On the defensive end, NBA teams will need to assess whether Okeke is actually a tweener, this time in a less optimal way. At the college game, his valuable status as a tweener referenced more his ability to play wing on offense and post on defense. At the NBA level, the assessment is more critical. The question to ask is whether he can play both the wing and the post on the defensive end of the floor.
Defensively, Okeke is a scrapper. He relies on his size and strength while also outworking his opponent. At the NBA level, he will lose one of those key advantages as his size and strength will be more neutral.
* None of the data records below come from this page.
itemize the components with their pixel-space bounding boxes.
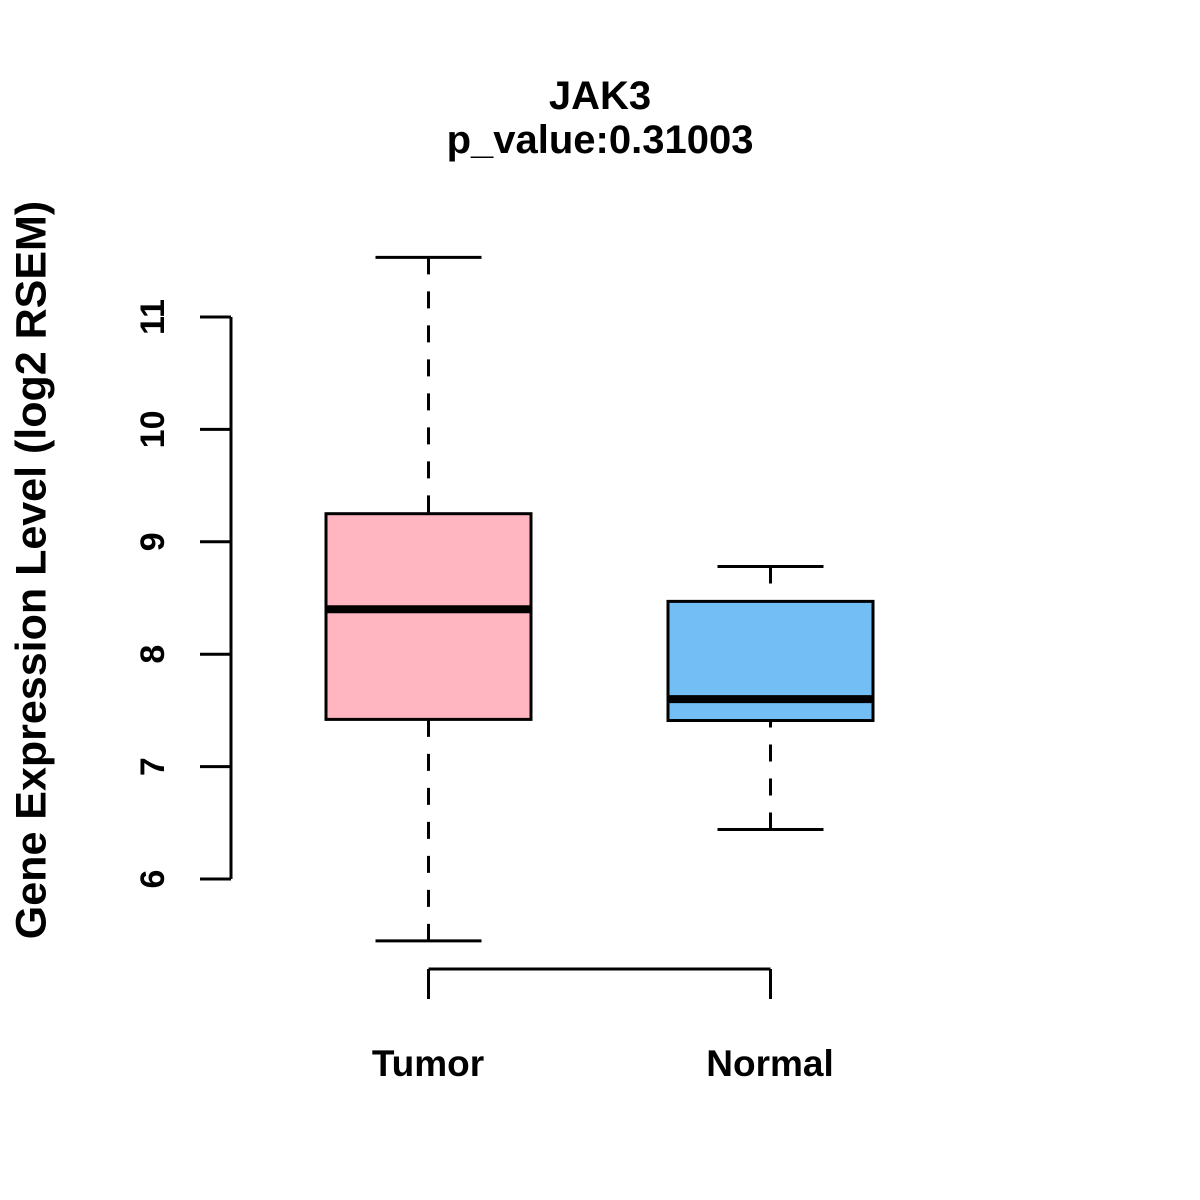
y-tick-label-8: 8 <box>134 645 172 664</box>
y-tick-label-7: 7 <box>134 757 172 776</box>
x-axis-label-normal: Normal <box>706 1043 834 1084</box>
tumor-box <box>324 512 533 721</box>
y-tick-label-11: 11 <box>134 299 172 335</box>
y-tick-label-10: 10 <box>134 410 172 448</box>
x-axis-label-tumor: Tumor <box>371 1043 485 1084</box>
chart-subtitle-pvalue: p_value:0.31003 <box>446 118 754 162</box>
chart-title: JAK3 <box>548 74 652 118</box>
y-tick-label-9: 9 <box>134 532 172 551</box>
y-tick-label-6: 6 <box>134 870 172 889</box>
The fact is that he is more likely to get matched up with players as big and strong as he is at the next level. It leaves NBA talent evaluators to ponder whether outworking his opponents will be enough.
The real question is whether Okeke can defend on the wing. Can he be as effective defensively on the wing as he is expected to be offensively? A fair assessment yields a conclusion that he may struggle to defend on the wing.
At the college level, when he found himself defending on the wing, he sometimes struggled the keep his opponent in front of him. This was especially true when matched up with players with NBA potential.
If Okeke struggles defensively at the wing, he could find himself in the “small ball four” role that is very prevalent in today’s game. He could thrive there, but if he is limited to this role, the range of possibilities in terms of his ability to contribute are narrowed.
All of this analysis aside, one prevailing question remains. How will his injury affect his status as an NBA prospect? The bottom line is that it should not affect his draft position much at all. In the late first round and in the second round, NBA teams are rarely looking for players who can contribute immediately. There is no doubt that he will get a later start than other players selected on draft night, but NBA teams will be thinking big picture, especially in the portion of the draft where Okeke is expected to go.
Like so many players in this draft, the young forward is a potential fit for the Hawks. If there is one thing the roster lacks, it’s combo forwards who could swing between the three and four spots, especially with the roster status of Taurean Prince up in the air heading into the final season of his rookie contract and his inability to play the four through his first three campaigns. At this point, the roster consists of players who fall neatly within the parameters of guard, wing or big.
Last season, Vince Carter and Justin Anderson both played the role of combo forward off the bench. It is a role more suited to playing off the bench with the preference of playing two natural bigs in the starting lineup.
Ultimately, NBA teams with interest in Okeke will want to assume a larger ceiling than swing player off the bench. Yet, getting quality play from the bench with the versatility to play matchups is often what separates good teams and true contenders.
Okeke will certainly not be an option with Atlanta’s lottery picks but, with three early second round selections in hand, the Hawks could consider him a strong candidate. Draft night could result in an opportunity for a young player, working his way back from injury before his career even gets started to get back to health and get his career started with his hometown team.